L’80,8% dei pazienti ha bisogno di aiuto per ricordarsi di prendere i farmaci negli orari giusti. Il 42,4% dei pazienti non è autosufficiente nel farsi la doccia o il bagno, il 36,5% a occuparsi dell’igiene personale, il 37,9% a vestirsi, il 35% ha problemi di incontinenza, il 29,1% ha difficoltà a muoversi, il 21,7% non riesce a mangiare da solo.
Un impegno, per chi assiste, che occupa l’intera giornata: in media 8,8 ore per le mansioni di assistenza diretta e 10,2 ore per la sorveglianza (dati che crescono al crescere della gravità della malattia). Il 30% dei caregiver non riceve alcun aiuto nelle attività di cura, il 44,3% riceve aiuto dagli altri familiari, il 17,3% da personale pagato per l’assistenza, il 4,4% da personale pagato per i servizi domestici, appena il 2,5% da personale pubblico, l’1% dagli amici, lo 0,5% da volontari. La terapia riabilitativa è il servizio di cui usufruisce la maggioranza dei pazienti (il 57,6%), mentre marginale è il ruolo dei servizi socio-sanitari e assistenziali. Il 41,4% può contare sull’aiuto economico e/o gli sgravi fiscali, il 26,6% sui siti web in cui trovare informazioni dettagliate sulla malattia e sui trattamenti, il 16,7% sui rapporti con altri familiari di malati, il 13,8% sull’infermiere a domicilio in caso di necessità, il 12,8% sulla consulenza psicologica, l’11,8% sul numero telefonico sempre disponibile di una équipe medica per chiedere informazioni sulla terapia.

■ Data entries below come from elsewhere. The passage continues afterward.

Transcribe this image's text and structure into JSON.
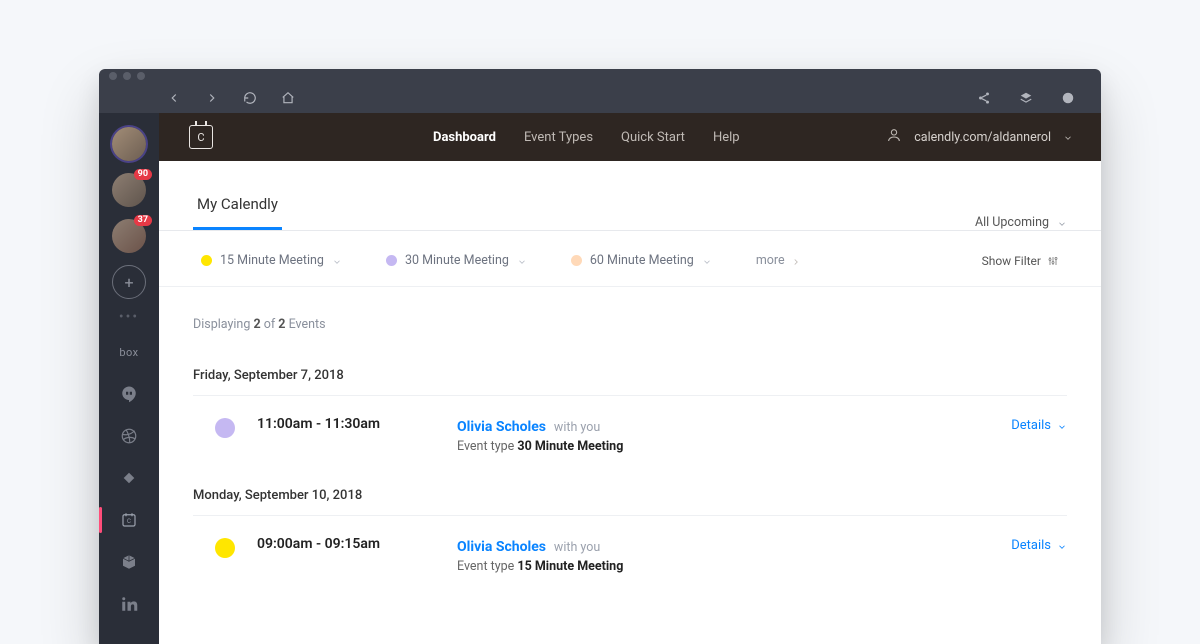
{
  "dock": {
    "avatars": [
      {
        "badge": ""
      },
      {
        "badge": "90"
      },
      {
        "badge": "37"
      }
    ]
  },
  "header": {
    "logo_letter": "C",
    "nav": {
      "dashboard": "Dashboard",
      "event_types": "Event Types",
      "quick_start": "Quick Start",
      "help": "Help"
    },
    "user_url": "calendly.com/aldannerol"
  },
  "page": {
    "tab_title": "My Calendly",
    "filter_dropdown": "All Upcoming",
    "chips": {
      "c15": "15 Minute Meeting",
      "c30": "30 Minute Meeting",
      "c60": "60 Minute Meeting",
      "more": "more"
    },
    "show_filter": "Show Filter",
    "count_prefix": "Displaying ",
    "count_num1": "2",
    "count_of": " of ",
    "count_num2": "2",
    "count_suffix": " Events"
  },
  "events": [
    {
      "day_label": "Friday, September 7, 2018",
      "dot_color": "#c5b8f2",
      "time": "11:00am - 11:30am",
      "name": "Olivia Scholes",
      "with": "with you",
      "type_prefix": "Event type ",
      "type_name": "30 Minute Meeting",
      "details": "Details"
    },
    {
      "day_label": "Monday, September 10, 2018",
      "dot_color": "#ffe600",
      "time": "09:00am - 09:15am",
      "name": "Olivia Scholes",
      "with": "with you",
      "type_prefix": "Event type ",
      "type_name": "15 Minute Meeting",
      "details": "Details"
    }
  ]
}
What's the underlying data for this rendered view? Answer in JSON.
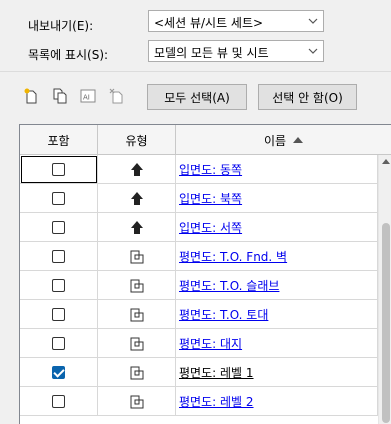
{
  "export": {
    "label": "내보내기(E):",
    "value": "<세션 뷰/시트 세트>"
  },
  "display": {
    "label": "목록에 표시(S):",
    "value": "모델의 모든 뷰 및 시트"
  },
  "toolbar": {
    "icons": [
      "new-set-icon",
      "duplicate-icon",
      "rename-icon",
      "delete-icon"
    ],
    "select_all": "모두 선택(A)",
    "select_none": "선택 안 함(O)"
  },
  "table": {
    "headers": {
      "include": "포함",
      "type": "유형",
      "name": "이름"
    },
    "sort_indicator": "ascending",
    "rows": [
      {
        "checked": false,
        "type": "elevation",
        "name": "입면도: 동쪽"
      },
      {
        "checked": false,
        "type": "elevation",
        "name": "입면도: 북쪽"
      },
      {
        "checked": false,
        "type": "elevation",
        "name": "입면도: 서쪽"
      },
      {
        "checked": false,
        "type": "plan",
        "name": "평면도: T.O. Fnd. 벽"
      },
      {
        "checked": false,
        "type": "plan",
        "name": "평면도: T.O. 슬래브"
      },
      {
        "checked": false,
        "type": "plan",
        "name": "평면도: T.O. 토대"
      },
      {
        "checked": false,
        "type": "plan",
        "name": "평면도: 대지"
      },
      {
        "checked": true,
        "type": "plan",
        "name": "평면도: 레벨 1"
      },
      {
        "checked": false,
        "type": "plan",
        "name": "평면도: 레벨 2"
      }
    ]
  },
  "colors": {
    "link": "#0000ee",
    "checkbox_on": "#0a64ad"
  }
}
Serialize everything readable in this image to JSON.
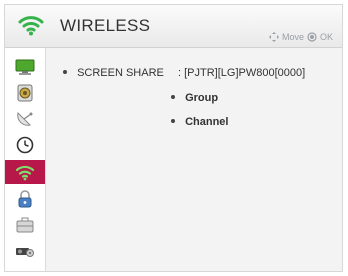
{
  "header": {
    "title": "WIRELESS",
    "hint": {
      "move_label": "Move",
      "ok_label": "OK"
    },
    "icon": "wifi-icon"
  },
  "sidebar": {
    "items": [
      {
        "icon": "monitor-icon",
        "active": false
      },
      {
        "icon": "speaker-icon",
        "active": false
      },
      {
        "icon": "satellite-dish-icon",
        "active": false
      },
      {
        "icon": "clock-icon",
        "active": false
      },
      {
        "icon": "wifi-icon",
        "active": true
      },
      {
        "icon": "lock-icon",
        "active": false
      },
      {
        "icon": "briefcase-icon",
        "active": false
      },
      {
        "icon": "projector-settings-icon",
        "active": false
      }
    ]
  },
  "main": {
    "screen_share": {
      "label": "SCREEN SHARE",
      "value": ": [PJTR][LG]PW800[0000]"
    },
    "options": [
      {
        "label": "Group"
      },
      {
        "label": "Channel"
      }
    ]
  },
  "colors": {
    "accent": "#b8174a",
    "wifi_green": "#34b34a",
    "background": "#f3f3f3"
  }
}
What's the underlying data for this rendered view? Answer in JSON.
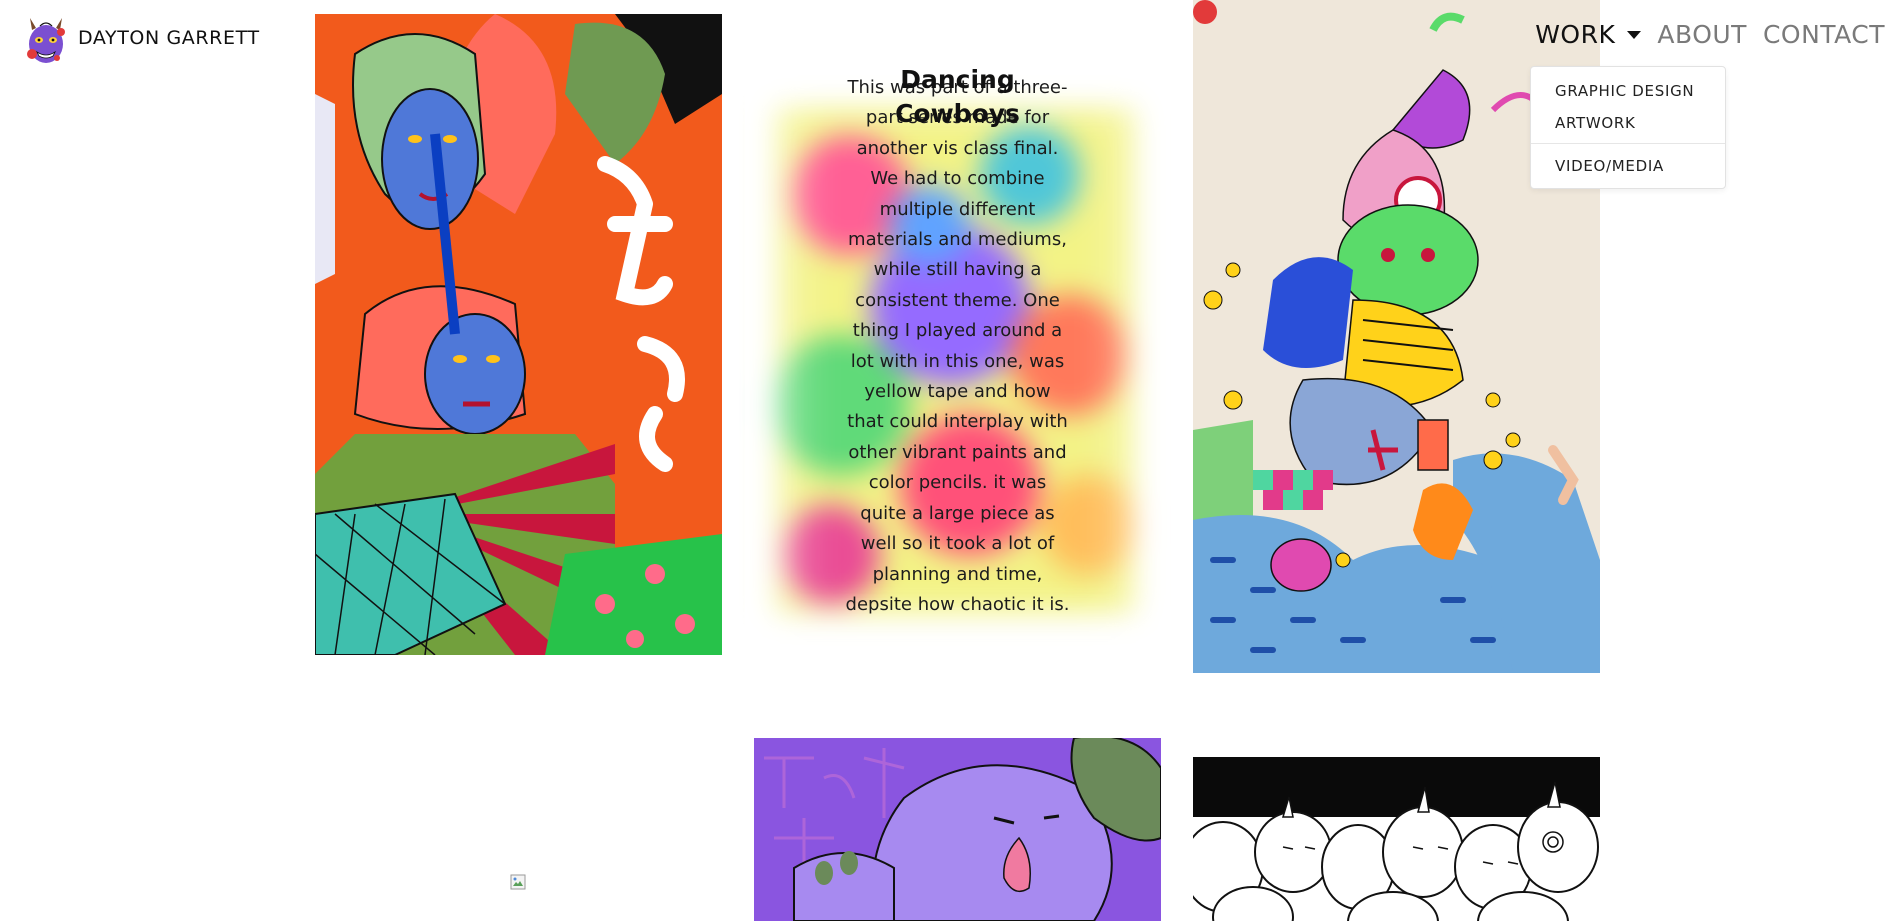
{
  "brand": {
    "name": "DAYTON GARRETT",
    "logo_icon": "oni-mask-logo-icon"
  },
  "nav": {
    "items": [
      {
        "label": "WORK",
        "active": true,
        "has_dropdown": true
      },
      {
        "label": "ABOUT",
        "active": false
      },
      {
        "label": "CONTACT",
        "active": false
      }
    ],
    "dropdown": {
      "items": [
        "GRAPHIC DESIGN",
        "ARTWORK",
        "VIDEO/MEDIA"
      ]
    }
  },
  "gallery": {
    "hovered_piece": {
      "title": "Dancing Cowboys",
      "description": "This was part of a three-part series made for another vis class final. We had to combine multiple different materials and mediums, while still having a consistent theme. One thing I played around a lot with in this one, was yellow tape and how that could interplay with other vibrant paints and color pencils. it was quite a large piece as well so it took a lot of planning and time, depsite how chaotic it is."
    },
    "pieces": [
      {
        "name": "orange-japanese-poster-artwork"
      },
      {
        "name": "character-pile-artwork"
      },
      {
        "name": "purple-character-artwork"
      },
      {
        "name": "black-white-crowd-artwork"
      }
    ]
  },
  "colors": {
    "nav_active": "#111111",
    "nav_inactive": "#7a7a7a",
    "poster_orange": "#f25a1c",
    "purple_bg": "#8a55e0"
  }
}
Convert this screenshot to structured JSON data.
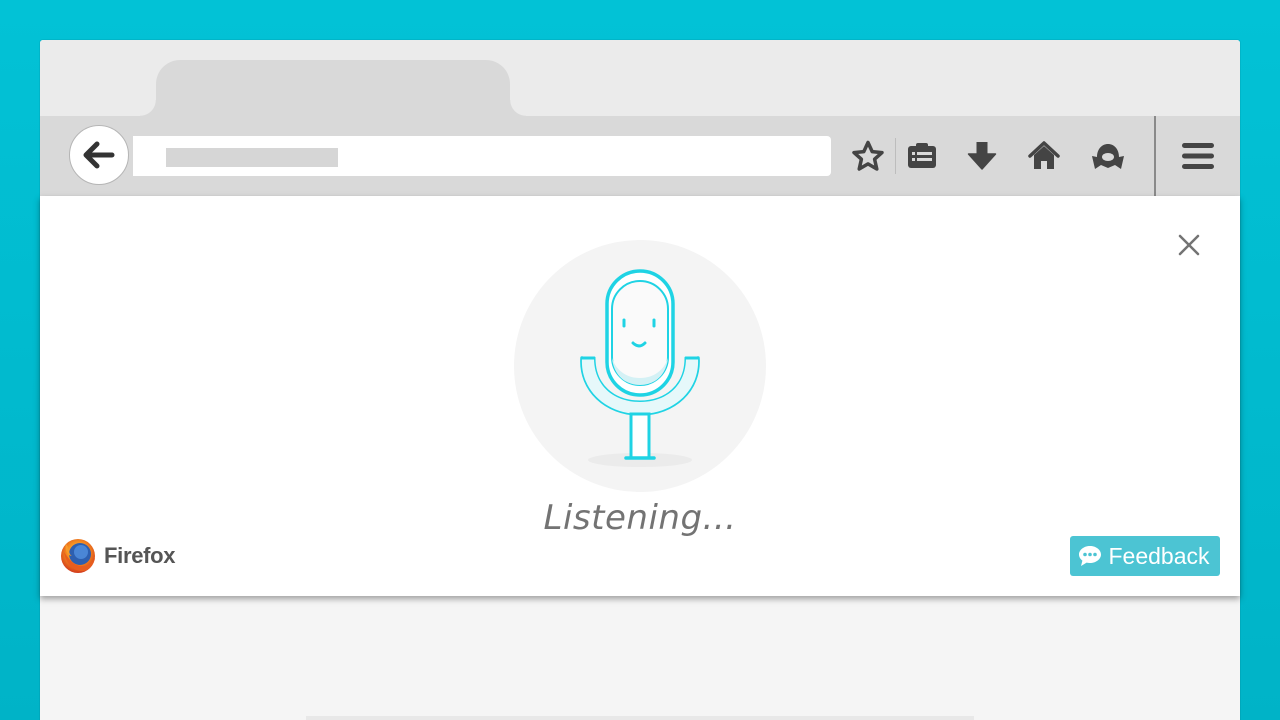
{
  "browser": {
    "toolbar": {
      "back_icon": "arrow-left-icon",
      "icons": [
        "star-icon",
        "reading-list-icon",
        "download-icon",
        "home-icon",
        "pocket-icon",
        "hamburger-menu-icon"
      ]
    }
  },
  "voice_panel": {
    "status_text": "Listening...",
    "brand_name": "Firefox",
    "feedback_label": "Feedback",
    "close_icon": "close-icon",
    "mic_icon": "microphone-mascot-icon"
  },
  "colors": {
    "background": "#00b8cc",
    "accent": "#1fd3e4",
    "feedback_button": "#4cc4d3",
    "icon_gray": "#4a4a4a"
  }
}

Il 79,2% dei caregiver ha risentito in termini di salute dell’impegno per l’assistenza al malato di Parkinson. Il 65,3% si sente fisicamente stanco, 13,6% delle donne afferma di soffrire di depressione, rispetto al 2,1% degli uomini. Dedicarsi all’assistenza del malato di Parkinson comporta anche cambiamenti lavorativi per il 36,9% dei caregiver. Nel 26,1% è risultato un impatto negativo su tutti i componenti del nucleo familiare. E per l’8,4% ci sono state anche conseguenze sulla relazione di coppia.
Farmaci e nuove terapie – dice il prof. Pietro Cortelli, presidente Fondazione LIMPE – possono contribuire a migliorare in modo sensibile la qualità di vita del malato ma questo è solo l’apice di un triangolo. Gli atri due sono medico e altre figure sanitarie e parenti.